For me, main advantage of Boost. Asio (besides cross-platform work) is, that on each platform, it uses most effective strategy ( epoll on Linux 2.6, kqueue on FreeBSD/MacOSX, Overlapped IO on MS Windows).
Ultimately, you should learn both. But STL can be learned in isolation, whereas boost won't make much sense until you understand the STL, since that's what Boost is modeled on, and designed to extend. So learn to use the STL as part of learning c++.
After 20 years of active Boost development, it's now recognized as a very powerful C++ library, for each major version many C++ libraries from the community were added. The Boost reviewers have an advanced C++ skills and their contributions guarantee a high quality for many years.
Boost. Asio is a cross-platform C++ library for network and low-level I/O programming that provides developers with a consistent asynchronous model using a modern C++ approach.
Some nice documentation on boost including a chapter on asio can be found in a (free) boost book at http://en.highscore.de/cpp/boost/index.html. The chapter on asio provides a general overview and then goes as far as how to develop your own custom asio extensions. Really fantastic effort by Boris Schäling!
First, I've been using Boost.Asio for quite a while already -- and I share your concern. To address your question:
There are efforts (not part of Boost.Asio) to expose a lot of the functionality and possible alternative use cases. This at best is scattered around the web in blogs and other forms of non-packaged documentation.
One thing that is unclear and which will really need close coordination with the author and developers of the Boost.Asio library would be as far as extending and customizing it for a specific platform or adding specific new functionality.
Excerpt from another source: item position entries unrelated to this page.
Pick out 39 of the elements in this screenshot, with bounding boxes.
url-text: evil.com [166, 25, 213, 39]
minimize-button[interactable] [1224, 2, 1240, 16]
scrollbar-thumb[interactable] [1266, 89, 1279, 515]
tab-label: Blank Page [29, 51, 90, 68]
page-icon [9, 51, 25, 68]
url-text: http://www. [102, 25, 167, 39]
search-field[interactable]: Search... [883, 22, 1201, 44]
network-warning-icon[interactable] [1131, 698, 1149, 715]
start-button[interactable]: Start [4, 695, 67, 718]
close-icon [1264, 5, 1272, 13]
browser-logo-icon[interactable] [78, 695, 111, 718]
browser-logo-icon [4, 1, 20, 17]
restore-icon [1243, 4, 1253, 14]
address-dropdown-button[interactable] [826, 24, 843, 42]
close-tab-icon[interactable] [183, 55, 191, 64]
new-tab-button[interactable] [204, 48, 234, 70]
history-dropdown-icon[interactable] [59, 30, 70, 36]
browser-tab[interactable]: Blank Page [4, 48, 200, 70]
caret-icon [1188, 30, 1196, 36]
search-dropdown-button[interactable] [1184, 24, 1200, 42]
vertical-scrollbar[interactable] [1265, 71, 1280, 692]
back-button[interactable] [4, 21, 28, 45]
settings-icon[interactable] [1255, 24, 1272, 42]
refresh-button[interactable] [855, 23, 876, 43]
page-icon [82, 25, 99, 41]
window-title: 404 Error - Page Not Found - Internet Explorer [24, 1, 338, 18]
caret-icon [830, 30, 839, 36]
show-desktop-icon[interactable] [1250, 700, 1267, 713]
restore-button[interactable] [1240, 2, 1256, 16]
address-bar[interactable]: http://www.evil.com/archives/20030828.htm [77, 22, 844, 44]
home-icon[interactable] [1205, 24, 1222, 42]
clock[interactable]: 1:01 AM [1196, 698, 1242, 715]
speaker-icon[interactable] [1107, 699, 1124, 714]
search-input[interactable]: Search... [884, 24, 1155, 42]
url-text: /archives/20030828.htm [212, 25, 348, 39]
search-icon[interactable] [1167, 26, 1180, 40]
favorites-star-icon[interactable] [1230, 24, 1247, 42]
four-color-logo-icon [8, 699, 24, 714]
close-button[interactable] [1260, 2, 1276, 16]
This should be improved though but the good thing is it's looking like Asio will be a reference implementation for a standard library technical report (for an asynchronous IO library in the STL) in the future.
I wrote two small articles that could be used as introductions to boost.asio. They are available from my site
NOTE: I have contacted gamedev.net to let them know about the formatting issues. Unfortunately at the time of writing this comment, this resource is more difficult to recommend because of some changes with their website which hide/delete the #include statements + a missing .zip file resource.
A relatively new and very good beginner tutorial for Boost.Asio (which also introduces how to use it effectively with bind, shared_ptr, and threads) can be found here:
http://www.gamedev.net/blog/950/entry-2249317-a-guide-to-getting-started-with-boostasio?pg=1
Note: If you're using c++0x features many of the simple uses of bind for creating a functor can be replaced with lambdas, and shared_ptr/bind are also available in the latest version of visual studio (or gcc which also includes threads.)
When I was searching for documentation or a tutorial this question kept popping up at the top of search results, so it is important to keep it updated as new tutorials come around.